Duur maar niet duurzaam

De ecologische voetafdruk van België behoort bij de slechtste van alle OESO-landen. © PIETER JAN VANSTOCKSTRAETEN/PHOTO NEWS
Luc Baltussen
Luc Baltussen Luc Baltussen is redacteur bij Knack.

Weinig OESO-landen geven hun belastingbetalers zo weinig duurzame waar voor hun geld als België, zo blijkt uit een vergelijking van het beurshuis Petercam.

Hoe duurzaam is de ontwikkeling van een ontwikkeld land? Dat is de uitgangsvraag van de economen van de Brusselse beursmakelaar Petercam bij het analyseren, twee keer per jaar, van de lidstaten van de OESO, de club van de geïndustria-liseerde landen van deze wereld. De economen bestoken de OESO-landen met niet minder dan 55 criteria. Die gaan niet alleen na hoe goed het leven in die landen vandaag is (milieu, transparantie, gezondheidszorg, opleiding, economie), maar ook of ze inspanningen leveren om hun positie te behouden of te verbeteren.

Wat ze bij Petercam uiteindelijk willen weten, is welke landen ‘investeerbaar’ zijn, dat wil zeggen: van welke landen je mag verwachten dat ze hun staatsobligaties over vijf of tien jaar netjes zullen terugbetalen. Anders gezegd: welke landen in brede zin ‘solide’ zijn. De bovenkant van de rangschikking wordt opvallend gedomineerd door de Scandinavische landen en Zwitserland, meteen gevolgd (op 7) door Duitsland. Volgens Ophélie Mortier, de econome die de studie redigeert, hangt ons land nu achteraan in het groepje van ‘investeerbare landen’. België zakt van de 12e naar de 13e plek en de voornaamste reden dat de schade nog meevalt, is dat de Belgische rente in de bestudeerde perio-de fors daalde. Mortier constateert dat ons land vooral op milieugebied slecht scoort: de ecologische voetafdruk van België behoort bij de slechtste van alle OESO-landen.

De kwaliteit en soliditeit van de ontwikkeling van landen kan natuurlijk ook afgezet worden tegen de kostprijs ervan. Met andere woorden: tegenover wat de belastingbetalers van een land voor die output betalen.
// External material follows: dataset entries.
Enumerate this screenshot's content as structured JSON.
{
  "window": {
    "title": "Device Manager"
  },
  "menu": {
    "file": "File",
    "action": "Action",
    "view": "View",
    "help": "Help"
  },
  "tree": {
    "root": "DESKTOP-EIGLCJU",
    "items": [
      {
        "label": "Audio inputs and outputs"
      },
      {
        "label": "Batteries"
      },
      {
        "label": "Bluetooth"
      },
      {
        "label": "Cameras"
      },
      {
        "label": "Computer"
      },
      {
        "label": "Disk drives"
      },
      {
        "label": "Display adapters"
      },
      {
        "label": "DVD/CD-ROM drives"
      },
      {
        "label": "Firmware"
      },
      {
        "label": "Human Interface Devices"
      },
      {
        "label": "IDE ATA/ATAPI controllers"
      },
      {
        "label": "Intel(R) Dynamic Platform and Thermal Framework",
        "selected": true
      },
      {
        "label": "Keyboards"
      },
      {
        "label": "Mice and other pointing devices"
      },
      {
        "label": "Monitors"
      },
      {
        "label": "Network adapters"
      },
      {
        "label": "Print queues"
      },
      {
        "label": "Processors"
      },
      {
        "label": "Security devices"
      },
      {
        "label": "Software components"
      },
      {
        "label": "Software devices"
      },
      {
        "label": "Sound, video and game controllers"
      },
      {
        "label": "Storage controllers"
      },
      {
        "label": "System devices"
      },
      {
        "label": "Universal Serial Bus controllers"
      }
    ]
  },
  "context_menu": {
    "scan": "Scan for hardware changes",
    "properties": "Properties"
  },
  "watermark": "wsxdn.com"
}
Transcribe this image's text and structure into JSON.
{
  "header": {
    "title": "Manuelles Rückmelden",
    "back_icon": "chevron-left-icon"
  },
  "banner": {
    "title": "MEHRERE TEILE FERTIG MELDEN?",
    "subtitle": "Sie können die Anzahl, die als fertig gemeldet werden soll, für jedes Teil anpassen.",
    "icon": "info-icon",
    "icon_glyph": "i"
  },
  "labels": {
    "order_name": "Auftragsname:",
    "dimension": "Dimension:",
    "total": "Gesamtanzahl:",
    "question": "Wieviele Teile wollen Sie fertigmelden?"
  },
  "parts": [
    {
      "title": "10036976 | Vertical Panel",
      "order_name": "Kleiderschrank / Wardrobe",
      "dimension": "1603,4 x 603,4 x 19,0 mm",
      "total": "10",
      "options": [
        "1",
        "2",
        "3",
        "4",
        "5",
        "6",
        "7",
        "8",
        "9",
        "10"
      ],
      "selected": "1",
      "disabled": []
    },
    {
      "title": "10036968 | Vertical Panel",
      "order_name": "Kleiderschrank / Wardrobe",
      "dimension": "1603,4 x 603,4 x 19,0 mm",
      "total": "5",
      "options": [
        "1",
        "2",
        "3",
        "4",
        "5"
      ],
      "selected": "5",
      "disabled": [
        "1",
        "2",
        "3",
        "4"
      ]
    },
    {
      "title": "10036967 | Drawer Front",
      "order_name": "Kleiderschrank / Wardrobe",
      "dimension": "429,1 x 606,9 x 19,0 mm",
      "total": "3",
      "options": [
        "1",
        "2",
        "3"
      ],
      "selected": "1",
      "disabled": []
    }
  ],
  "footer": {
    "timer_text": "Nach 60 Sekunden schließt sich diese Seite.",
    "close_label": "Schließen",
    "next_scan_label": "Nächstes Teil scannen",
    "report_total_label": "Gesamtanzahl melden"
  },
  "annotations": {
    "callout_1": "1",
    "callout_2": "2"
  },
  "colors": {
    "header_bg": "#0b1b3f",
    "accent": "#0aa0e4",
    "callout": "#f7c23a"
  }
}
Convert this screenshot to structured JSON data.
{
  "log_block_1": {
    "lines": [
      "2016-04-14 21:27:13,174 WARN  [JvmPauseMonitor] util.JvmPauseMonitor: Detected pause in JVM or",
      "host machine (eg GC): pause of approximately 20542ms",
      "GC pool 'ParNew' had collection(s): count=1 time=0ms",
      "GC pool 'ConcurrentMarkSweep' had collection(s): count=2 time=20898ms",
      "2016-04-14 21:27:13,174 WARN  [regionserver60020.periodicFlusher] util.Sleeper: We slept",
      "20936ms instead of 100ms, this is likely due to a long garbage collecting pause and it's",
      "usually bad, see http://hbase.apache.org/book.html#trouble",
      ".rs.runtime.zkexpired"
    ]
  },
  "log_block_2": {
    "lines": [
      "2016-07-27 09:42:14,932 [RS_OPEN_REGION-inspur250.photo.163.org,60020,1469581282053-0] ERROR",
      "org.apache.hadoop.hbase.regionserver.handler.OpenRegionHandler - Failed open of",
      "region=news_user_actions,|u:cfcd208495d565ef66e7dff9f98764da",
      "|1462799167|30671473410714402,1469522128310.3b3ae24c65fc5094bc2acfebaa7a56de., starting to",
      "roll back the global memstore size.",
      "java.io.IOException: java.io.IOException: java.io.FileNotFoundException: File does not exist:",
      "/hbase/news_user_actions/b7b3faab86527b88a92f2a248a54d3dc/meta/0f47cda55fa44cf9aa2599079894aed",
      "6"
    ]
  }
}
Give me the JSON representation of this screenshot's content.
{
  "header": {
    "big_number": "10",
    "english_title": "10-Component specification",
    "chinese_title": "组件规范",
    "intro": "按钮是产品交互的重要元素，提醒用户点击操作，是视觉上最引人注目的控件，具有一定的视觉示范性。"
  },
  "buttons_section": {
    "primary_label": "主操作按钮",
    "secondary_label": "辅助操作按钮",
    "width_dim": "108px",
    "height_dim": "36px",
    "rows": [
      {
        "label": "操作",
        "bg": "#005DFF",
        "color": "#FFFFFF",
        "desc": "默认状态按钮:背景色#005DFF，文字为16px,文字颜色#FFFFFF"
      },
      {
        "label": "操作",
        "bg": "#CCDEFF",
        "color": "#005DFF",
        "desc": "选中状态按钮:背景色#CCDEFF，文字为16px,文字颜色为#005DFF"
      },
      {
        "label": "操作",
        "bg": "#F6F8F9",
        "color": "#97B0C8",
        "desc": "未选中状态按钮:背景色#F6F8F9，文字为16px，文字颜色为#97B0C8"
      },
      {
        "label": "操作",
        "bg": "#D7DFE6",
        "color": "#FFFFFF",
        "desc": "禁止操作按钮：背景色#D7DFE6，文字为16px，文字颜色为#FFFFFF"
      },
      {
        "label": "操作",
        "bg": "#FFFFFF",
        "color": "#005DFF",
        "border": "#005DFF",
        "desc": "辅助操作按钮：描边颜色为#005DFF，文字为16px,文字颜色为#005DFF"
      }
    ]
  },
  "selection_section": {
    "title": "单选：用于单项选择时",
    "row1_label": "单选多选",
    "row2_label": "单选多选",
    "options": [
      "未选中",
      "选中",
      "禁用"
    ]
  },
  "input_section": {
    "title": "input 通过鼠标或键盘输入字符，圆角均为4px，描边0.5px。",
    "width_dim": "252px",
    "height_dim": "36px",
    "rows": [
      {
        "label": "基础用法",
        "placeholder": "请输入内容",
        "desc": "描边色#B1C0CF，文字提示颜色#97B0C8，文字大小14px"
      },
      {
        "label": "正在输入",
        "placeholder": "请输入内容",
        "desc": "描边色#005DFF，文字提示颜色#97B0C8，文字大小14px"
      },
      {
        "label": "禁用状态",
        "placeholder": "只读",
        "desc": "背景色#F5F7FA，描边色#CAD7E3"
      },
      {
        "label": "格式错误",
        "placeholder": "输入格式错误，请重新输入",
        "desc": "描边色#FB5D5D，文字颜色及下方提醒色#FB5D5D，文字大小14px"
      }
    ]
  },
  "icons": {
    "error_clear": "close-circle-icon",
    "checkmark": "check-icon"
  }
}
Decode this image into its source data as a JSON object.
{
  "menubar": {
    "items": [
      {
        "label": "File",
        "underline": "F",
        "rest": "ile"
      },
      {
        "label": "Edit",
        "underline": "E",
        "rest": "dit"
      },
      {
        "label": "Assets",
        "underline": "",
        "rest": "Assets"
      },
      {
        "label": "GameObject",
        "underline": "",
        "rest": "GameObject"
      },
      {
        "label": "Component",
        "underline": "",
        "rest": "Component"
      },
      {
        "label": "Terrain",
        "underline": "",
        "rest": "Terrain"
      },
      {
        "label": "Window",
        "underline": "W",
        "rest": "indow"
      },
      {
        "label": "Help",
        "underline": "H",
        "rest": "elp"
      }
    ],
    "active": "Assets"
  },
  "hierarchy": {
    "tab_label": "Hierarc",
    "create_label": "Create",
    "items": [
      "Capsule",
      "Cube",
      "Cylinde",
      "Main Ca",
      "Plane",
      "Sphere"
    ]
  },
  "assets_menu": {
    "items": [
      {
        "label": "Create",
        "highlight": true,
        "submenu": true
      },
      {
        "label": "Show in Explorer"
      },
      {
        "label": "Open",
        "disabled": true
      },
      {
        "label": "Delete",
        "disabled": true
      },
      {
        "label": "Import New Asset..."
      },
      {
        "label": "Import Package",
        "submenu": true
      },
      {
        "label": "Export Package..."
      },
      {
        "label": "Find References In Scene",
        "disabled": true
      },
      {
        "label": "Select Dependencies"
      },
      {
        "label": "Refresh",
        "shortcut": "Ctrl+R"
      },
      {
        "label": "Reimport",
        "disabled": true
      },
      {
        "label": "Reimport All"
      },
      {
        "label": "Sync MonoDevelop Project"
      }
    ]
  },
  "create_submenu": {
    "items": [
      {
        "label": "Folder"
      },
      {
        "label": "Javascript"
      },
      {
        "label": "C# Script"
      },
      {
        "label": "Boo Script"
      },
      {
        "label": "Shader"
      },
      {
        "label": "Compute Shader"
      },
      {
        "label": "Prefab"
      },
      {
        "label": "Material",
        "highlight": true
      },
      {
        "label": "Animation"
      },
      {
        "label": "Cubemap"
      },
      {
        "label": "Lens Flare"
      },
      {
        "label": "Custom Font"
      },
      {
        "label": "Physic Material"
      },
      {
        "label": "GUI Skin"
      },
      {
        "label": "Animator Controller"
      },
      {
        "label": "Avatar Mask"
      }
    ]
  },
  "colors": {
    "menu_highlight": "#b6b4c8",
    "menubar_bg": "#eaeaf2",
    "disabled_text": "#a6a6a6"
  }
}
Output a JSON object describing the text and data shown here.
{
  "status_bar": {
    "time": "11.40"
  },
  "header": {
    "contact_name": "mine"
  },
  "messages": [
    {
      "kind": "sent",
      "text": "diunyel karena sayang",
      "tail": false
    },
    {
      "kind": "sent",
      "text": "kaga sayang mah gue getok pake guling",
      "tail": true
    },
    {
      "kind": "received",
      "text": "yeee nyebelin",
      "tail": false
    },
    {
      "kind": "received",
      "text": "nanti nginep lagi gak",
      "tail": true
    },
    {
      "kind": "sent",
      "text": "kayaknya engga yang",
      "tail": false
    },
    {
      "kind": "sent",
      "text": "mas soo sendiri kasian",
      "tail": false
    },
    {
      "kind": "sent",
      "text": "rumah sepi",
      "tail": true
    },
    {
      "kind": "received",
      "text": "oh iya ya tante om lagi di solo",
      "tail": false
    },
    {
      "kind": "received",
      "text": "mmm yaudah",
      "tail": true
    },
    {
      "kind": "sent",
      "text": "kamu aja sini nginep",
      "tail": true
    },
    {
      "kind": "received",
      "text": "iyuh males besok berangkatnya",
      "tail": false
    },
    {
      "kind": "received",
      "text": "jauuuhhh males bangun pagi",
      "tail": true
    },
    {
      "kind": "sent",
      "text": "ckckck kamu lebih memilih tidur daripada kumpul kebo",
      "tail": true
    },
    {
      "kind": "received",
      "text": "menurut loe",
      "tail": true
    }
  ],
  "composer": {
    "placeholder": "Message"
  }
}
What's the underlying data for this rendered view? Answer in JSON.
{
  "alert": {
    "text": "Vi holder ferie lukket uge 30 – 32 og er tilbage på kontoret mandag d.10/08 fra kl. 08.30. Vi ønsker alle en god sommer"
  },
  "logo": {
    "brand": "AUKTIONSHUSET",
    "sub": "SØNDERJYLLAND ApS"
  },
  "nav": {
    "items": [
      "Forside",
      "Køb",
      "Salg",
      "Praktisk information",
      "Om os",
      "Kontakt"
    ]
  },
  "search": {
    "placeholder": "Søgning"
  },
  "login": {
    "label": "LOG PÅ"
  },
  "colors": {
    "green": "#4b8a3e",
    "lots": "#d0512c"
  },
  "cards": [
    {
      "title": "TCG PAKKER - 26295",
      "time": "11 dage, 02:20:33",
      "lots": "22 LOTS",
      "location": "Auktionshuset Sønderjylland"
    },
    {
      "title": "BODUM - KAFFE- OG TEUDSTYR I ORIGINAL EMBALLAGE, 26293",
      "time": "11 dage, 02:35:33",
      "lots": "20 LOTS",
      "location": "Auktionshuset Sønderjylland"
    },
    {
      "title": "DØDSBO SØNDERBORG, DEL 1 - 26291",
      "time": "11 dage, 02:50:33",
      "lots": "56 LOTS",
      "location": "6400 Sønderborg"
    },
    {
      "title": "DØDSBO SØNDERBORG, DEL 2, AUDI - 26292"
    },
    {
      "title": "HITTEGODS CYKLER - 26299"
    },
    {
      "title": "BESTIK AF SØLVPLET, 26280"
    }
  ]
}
Met die afweging produceert Petercam een tweede rangschikking die ze de ‘waar-voor- je-geld’-index noemen. Zwitserland, dat een fors lagere fiscale druk kent dan de Scandinavische landen, springt in deze tabel naar de eerste plaats. De VS springen hier dankzij hun lage belastingen naar de 10e plaats, ondanks een allesbehalve duurzame ontwikkeling (plaats 28). Voor België daarentegen geldt het omgekeerde: een weinig spectaculaire ontwikkelingsduurzaamheid gecombineerd met een hoge belastinggraad duwt ons land helemaal naar achteren. Alleen Fransen, Italianen, Grieken en Hongaren krijgen volgens Petercam nog minder waar voor hun belastinggeld.